Стаскиваю женщину на диван: она валится меж подушек и хохочет:
– Рассказывай, мой мальчик.
– С рассказами пришла ты.
Я сажусь за рабочее место и внимаю словам Мамочки. Она повествует о завтрашнем вечере: о красоте декораций и костюмов послушниц, о дурманящих напитках и разжигающих аппетит закусках, о монастырских кошках, способных утолить жажду, о травах, благоухания которых наполнят сцену, о музыке, о самой себе. Ману желает устроить величайшее Шоу и теперь просит созвать оставшихся, особо важных, гостей, чьи ответы на приглашения мы не получили, хотя на присутствии настаиваем. Уверяю: завтра Мамочка блеснёт и пантеон вновь заговорит о грандиозности устраиваемых ею вечеров.
– Однако я наблюдаю в твоих глазах волнение, – говорю я. – Неужели самоуверенность человека меркнет перед высокомерием богов?
– Дело не во мне, Отец, дело в тебе, – отвечает женщина. – Мне не нравится, как ловко эта неопытная девица лакает твою кровь.

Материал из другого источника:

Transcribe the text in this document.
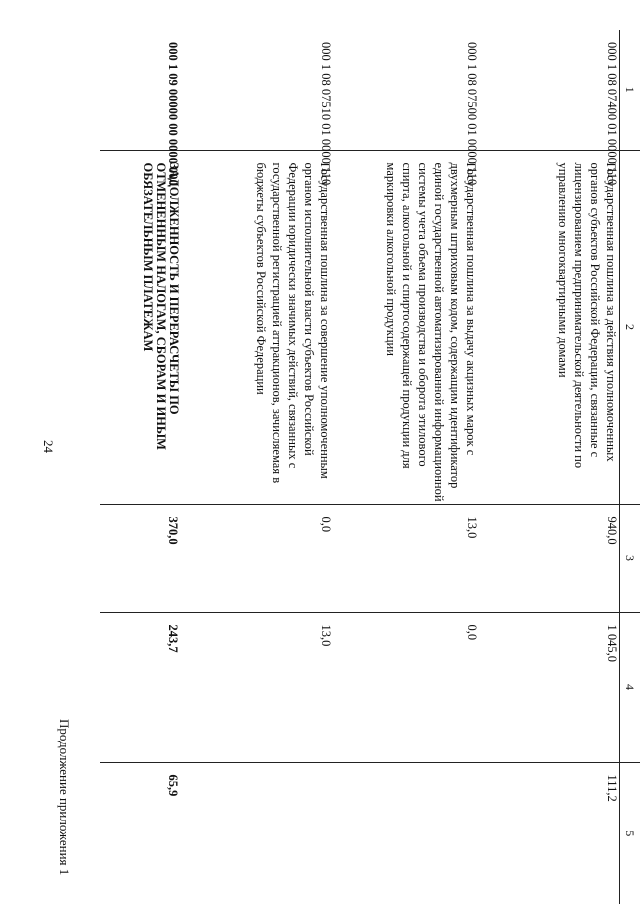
1	2	3	4	5
000 1 08 07400 01 0000 110	Государственная пошлина за действия уполномоченных органов субъектов Российской Федерации, связанные с лицензированием предпринимательской деятельности по управлению многоквартирными домами	940,0	1 045,0	111,2
000 1 08 07500 01 0000 110	Государственная пошлина за выдачу акцизных марок с двухмерным штриховым кодом, содержащим идентификатор единой государственной автоматизированной информационной системы учета объема производства и оборота этилового спирта, алкогольной и спиртосодержащей продукции для маркировки алкогольной продукции	13,0	0,0	
000 1 08 07510 01 0000 110	Государственная пошлина за совершение уполномоченным органом исполнительной власти субъектов Российской Федерации юридически значимых действий, связанных с государственной регистрацией аттракционов, зачисляемая в бюджеты субъектов Российской Федерации	0,0	13,0	
000 1 09 00000 00 0000 000	ЗАДОЛЖЕННОСТЬ И ПЕРЕРАСЧЕТЫ ПО ОТМЕНЕННЫМ НАЛОГАМ, СБОРАМ И ИНЫМ ОБЯЗАТЕЛЬНЫМ ПЛАТЕЖАМ	370,0	243,7	65,9
24
Продолжение приложения 1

Я опасаюсь.
– Ощущаешь конкуренцию?
– Я опасаюсь. Как не зайду – она с тобой в кабинете, в руках или подле, с беседой или в молчании. Для чего? И для чего ты позволяешь?
Красиво Мамочка огибает выплюнутую провокацию. И красиво завершает мысль. Вот только ответ мой не радует:
– Ты видела её лицо? Ты вообще засматривалась им?
– Красивых на свете много, папочка.
– Нет, ты не понимаешь. Оно такое…породистое.
– Решил подобно Богу Смерти выбрать себе кобылу? Он знает толк в породистых мордах, обратись.
– Ещё раз съязвишь, я прикажу отрезать твой длинный язык.
– Он тебе пригодится, мой хороший. В голодные времена. А по поводу птички…не зацикливайся; юные – ветрены.